As the company has grown, so have its contributions to the fire company. From the beginning, Eat This Yum has given 5 percent of its sales to the firehouse, as well as invested in its infrastructure and facilities.
A native of Belgium who moved to the States in 1989, De Schrijver worked in restaurants, bars, and as a private chef before starting a business in Reno, Nev., that sold fresh meals to go. After the financial crisis hit in 2008, he and his now-husband, David Borgert, moved to Erwinna with dreams of living in a farmhouse, and De Schrijver started a corporate job with Sodexo, an international food services company.
Seeking a creative outlet, De Schrijver began experimenting with making tomato marmalade from fresh local produce. In 2010, he took it to the Stockton Farmers' Market, across the river in New Jersey. After selling out on his first try, he started developing new recipes.
Eat This Yum now sells 13 flavors of jam, marmalade, and preserves, including blackberry-raspberry, balsamic caramelized onion, orange saffron cardamom, and bacon — tastes that can pair with anything from cheeses to charcuterie to seafood and sandwiches. The company uses as many local ingredients and produce as possible, and also offers some limited varieties based on seasonal produce, such as one made from heirloom cranberries.
"I just wanted to create flavors that were something more than what you'd put on toast," De Schrijver said.
De Schrijver joined the volunteer fire department when he and Borgert moved to Erwinna, and as sales continued to grow, he needed a commercial kitchen. So he asked the Fire Chief Rick Armitage for permission to use the station in exchange for a portion of sales. A year later, he hired Armitage's son, Evan, as a full-time employee. He quit his job and brought on Borgert full-time as well.
In 2014, after they took the jams to a New York trade show, Whole Foods picked it up for stores in its Mid-Atlantic region. In 2014, Winfrey featured it in her magazine as one of her "favorite things" that year. In 2015, local food experts Adam and Andrew Erace spotlighted the bacon marmalade on their Food Network show Great American Food Finds.

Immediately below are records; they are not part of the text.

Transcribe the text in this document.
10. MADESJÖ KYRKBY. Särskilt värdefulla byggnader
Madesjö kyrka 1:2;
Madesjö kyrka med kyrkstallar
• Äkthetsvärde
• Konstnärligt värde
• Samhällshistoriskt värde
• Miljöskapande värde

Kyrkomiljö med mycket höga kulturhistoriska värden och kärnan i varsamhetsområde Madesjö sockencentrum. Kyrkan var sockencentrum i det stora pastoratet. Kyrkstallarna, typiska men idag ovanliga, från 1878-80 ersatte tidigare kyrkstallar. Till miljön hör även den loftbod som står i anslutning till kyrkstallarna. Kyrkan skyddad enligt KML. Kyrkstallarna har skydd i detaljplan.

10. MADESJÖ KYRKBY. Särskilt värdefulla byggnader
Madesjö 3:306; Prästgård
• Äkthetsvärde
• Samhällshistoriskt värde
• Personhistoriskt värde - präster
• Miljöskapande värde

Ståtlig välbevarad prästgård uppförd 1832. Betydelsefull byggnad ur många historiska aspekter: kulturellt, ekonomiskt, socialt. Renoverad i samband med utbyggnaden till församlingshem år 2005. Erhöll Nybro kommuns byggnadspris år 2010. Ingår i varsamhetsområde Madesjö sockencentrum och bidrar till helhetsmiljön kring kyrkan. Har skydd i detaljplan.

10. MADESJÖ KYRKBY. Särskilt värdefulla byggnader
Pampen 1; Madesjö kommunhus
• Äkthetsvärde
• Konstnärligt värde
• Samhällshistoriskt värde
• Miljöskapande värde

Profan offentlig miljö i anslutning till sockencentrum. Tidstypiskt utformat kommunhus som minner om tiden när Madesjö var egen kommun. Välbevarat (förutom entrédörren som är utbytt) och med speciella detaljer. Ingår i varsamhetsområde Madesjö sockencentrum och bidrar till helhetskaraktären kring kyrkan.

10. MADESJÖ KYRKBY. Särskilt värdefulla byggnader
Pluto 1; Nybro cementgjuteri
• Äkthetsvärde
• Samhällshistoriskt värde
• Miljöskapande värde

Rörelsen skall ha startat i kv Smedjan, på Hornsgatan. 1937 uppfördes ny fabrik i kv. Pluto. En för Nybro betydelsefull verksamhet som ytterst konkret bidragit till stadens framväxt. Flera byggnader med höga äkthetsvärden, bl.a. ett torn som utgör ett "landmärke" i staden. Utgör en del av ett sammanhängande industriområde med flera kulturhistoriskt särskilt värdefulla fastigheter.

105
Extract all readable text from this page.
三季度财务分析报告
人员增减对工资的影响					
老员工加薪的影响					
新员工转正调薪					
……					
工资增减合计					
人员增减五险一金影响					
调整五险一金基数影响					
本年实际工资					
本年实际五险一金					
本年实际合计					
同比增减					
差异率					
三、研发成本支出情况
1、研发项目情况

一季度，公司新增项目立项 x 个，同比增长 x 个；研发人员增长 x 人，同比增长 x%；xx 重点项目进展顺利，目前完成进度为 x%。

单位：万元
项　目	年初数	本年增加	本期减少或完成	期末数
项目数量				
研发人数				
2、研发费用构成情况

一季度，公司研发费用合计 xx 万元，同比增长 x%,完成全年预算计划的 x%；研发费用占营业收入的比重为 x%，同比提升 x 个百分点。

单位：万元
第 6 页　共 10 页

"The orders started coming in after it aired, and then it aired again," De Schrijver said. "It was odd ordering I don't know how many pounds of bacon, then calling them back and saying I needed more."
Eat This Yum now has four full-time employees, including De Schrijver and Borgert, as well as two part-time sales representatives. The company produces between 2,000 and 3,000 jars at the height of the busy holiday season. Sales have increased by 30 percent over the years, said sales manager Natalie Rockwell, and so have contributions to the firehouse. This year, the company ordered a new engine, and the firehouse is planning an expansion.
As satisfying as it is to have the jams carried in large stores, specialty shops remain the company's bread and butter, Borgert said, because those businesses pay the closest attention to how to market the jams and promote them to regular customers.
De Schrijver said they might miss out on some large sales opportunities by prioritizing seasonal ingredients, but he prefers to focus on making the best-tasting product.
"We didn't start this so we could grow it and sell it," De Schrijver said. "We really just want a nice life. And we want to be able to keep giving back."
This article has been updated to correct the name of the company.